自尊感情とは~おとなたちへ

自尊感情・自己尊重感とは?

自尊感情とは、単に、自分を肯定し、自分をほめられることではありません。
自分を肯定できない自分をも、否定しない。
自分をほめられない自分をも、けなさない。
自分を責めてしまう自分をも、ゆるす。
まさに、どんな状態の自分でも、あるがままに「自分を受容する」という、心のあり方です。

自尊感情は「ほめて育つ」と思っている人が多いですが、安易な「ほめ方」には落とし穴もあります。「イイ子ね」「上手ね」「がんばったね」と、人と比べて優秀で、完ぺきで、従順な「都合のイイ子」を求め評価していないでしょうか。無意識にせよ、イイ子ほど、さらに期待に応えなくちゃ、上手にやらなくちゃ、がんばらなくちゃと、そうできない自分には価値がないと責め、失敗やミスを許せず、寛容度や冒険心も小さくなっていきます。

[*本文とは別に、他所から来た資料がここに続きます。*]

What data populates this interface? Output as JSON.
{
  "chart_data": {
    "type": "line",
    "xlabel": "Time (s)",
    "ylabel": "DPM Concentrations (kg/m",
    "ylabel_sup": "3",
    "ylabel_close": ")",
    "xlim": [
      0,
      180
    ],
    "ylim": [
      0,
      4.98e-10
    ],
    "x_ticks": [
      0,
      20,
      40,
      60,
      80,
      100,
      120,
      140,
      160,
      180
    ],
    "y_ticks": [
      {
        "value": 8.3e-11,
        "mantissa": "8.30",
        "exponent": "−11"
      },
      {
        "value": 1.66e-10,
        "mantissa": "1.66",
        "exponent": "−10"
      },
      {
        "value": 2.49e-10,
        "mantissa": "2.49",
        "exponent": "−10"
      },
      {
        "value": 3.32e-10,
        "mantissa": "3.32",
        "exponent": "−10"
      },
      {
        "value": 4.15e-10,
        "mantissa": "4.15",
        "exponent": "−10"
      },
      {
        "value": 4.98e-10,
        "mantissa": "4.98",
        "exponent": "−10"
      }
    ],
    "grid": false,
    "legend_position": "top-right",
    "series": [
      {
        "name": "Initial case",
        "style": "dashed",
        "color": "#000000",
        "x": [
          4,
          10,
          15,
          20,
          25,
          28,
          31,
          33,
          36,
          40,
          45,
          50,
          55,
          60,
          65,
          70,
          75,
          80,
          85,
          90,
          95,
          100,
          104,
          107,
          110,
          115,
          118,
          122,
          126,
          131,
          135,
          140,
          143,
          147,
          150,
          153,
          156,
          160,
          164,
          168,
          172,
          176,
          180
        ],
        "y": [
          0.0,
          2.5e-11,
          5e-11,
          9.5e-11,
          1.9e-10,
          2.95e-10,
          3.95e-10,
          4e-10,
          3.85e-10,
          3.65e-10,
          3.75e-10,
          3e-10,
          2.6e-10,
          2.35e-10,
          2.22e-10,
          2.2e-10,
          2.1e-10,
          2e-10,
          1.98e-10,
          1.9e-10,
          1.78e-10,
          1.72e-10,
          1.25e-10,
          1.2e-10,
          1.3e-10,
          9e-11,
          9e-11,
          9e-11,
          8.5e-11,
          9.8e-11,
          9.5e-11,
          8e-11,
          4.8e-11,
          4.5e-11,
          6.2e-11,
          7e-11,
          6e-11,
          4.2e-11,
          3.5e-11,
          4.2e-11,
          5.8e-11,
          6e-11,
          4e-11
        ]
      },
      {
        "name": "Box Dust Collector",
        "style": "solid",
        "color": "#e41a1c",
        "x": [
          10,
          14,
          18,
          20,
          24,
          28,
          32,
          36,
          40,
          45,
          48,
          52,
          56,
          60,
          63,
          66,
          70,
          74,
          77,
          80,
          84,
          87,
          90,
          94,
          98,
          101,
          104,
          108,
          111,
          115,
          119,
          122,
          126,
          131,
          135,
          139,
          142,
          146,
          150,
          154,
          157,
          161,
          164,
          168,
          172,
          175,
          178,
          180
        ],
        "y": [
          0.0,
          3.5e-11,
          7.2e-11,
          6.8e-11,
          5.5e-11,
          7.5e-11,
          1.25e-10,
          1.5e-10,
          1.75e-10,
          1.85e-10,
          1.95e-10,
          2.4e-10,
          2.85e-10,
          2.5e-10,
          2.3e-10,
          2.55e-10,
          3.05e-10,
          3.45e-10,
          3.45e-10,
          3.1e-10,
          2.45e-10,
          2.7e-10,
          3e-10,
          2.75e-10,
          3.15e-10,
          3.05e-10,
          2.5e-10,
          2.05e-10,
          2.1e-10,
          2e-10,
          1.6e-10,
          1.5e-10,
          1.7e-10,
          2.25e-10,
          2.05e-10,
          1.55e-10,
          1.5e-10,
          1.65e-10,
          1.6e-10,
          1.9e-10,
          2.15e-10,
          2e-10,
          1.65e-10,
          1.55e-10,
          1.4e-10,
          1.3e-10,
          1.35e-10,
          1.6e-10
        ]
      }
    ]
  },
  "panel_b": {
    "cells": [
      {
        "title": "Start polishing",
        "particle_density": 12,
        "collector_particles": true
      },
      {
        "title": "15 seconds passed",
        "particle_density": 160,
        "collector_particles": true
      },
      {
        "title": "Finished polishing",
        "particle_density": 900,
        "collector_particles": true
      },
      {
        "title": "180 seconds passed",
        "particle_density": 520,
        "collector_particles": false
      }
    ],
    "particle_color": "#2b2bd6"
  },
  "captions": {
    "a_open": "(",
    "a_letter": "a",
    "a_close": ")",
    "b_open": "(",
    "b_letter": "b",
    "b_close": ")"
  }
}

人からほめられ高く評価されることは、優越感や有能感をたかめることにはなっても、一方で、評価が下がる不安にさいまなれます。人から批判されたり、期待した結果を得られないと落ちこみ、自己嫌悪や妬みの感情に陥ったりもします。
他者からの「承認」に一喜一憂し、振りまわされてしまう、他律的な自己評価ではなく、人がなんと言おうと関係ない、「私は私、今この自分でOK」と思えるのが、真の「自律的な自尊感情」です。

自己尊重ラボでは、そうした「自律的な自尊感情」を育てるための、「自己尊重トレーニング」の研究・開発・実践に、取りくみます。

小さくても、弱くても、勝てなくても、
「今このままの自分で価値がある」と思えるその自尊感情は、自分と同じように、誰もがみんな、かけがえのない存在であり、「自分以上に価値のある人もない人もいない」「自分より重要である人も重要でない人もいない」「すべての人が等しく大切で尊い価値ある命なのだ」という深い理解と「他者尊重」へつながります。

私たちは「決して独りきりで生きているのではない」ということ、自分や他者との「つながりの回復」は、お互いの自尊感情をたかめます。
自分以外の人や社会と、関わり、助けあい、感謝したりされたりするとき、私たちの「本質」がどれだけ喜び満たされるか、その貢献感にねざした「幸福感」を高め、ますます自分を好きになり、もっと世界を愛するようになること。
それが、私自身の願いであり、自己尊重ラボがめざすもの、誰もが自分を愛し、世界を愛し、幸せに生きていける社会づくりです。

私たちは、自分にないものを、子どもや他の人に、与えることも、育てることも、できません。だからこそ、まず私たち大人自身が、不完全な自分を「ま、いっか」と許しながら、「こうでなくちゃ」「ああしなくちゃ」というガンバリズムから、自分を解放してあげましょう。「足りないもの探し」をするのではなく、今の自分が持っteるもの、感謝できることに気づいて「よかった探し」をしましょう。

「心臓が動いている、生きててくれてありがとう」
「あなたに出会えた、生まれてきてよかった」
「ご飯がおいしい! 生きてるだけで、百点満点!」

子どもやまわりの人たちにも、自然と「わあ、よかったね」「ありがとう」と愛や感謝を伝えられるようになり、勇気づけあう(エンパワメント)関係が築けます。

自分で自分を、どうしても認められないときは、仲間と互いに認めあいながら「イライラするまでがんばらない」「責めたくなるまでがんばらない」を合言葉に、ゆっくり、成長していきましょう。互いの弱さを、受け入れあい「助けて」といいあえる関係を、まず私たち大人自身が創りだしていくこと。それが、違いを責めあい攻撃する「いじめ」社会から、お互いを尊重しあう「共存」の社会へ向かう、第一歩だと信じています。

自分を受け入れ愛する、幸せな大人のいる社会に、 
自分を受け入れ愛せる、幸せな子どもが育ちます。

皆さんが、幸せでありますように。
そうして、すべての子どもたちが、幸せでありますように。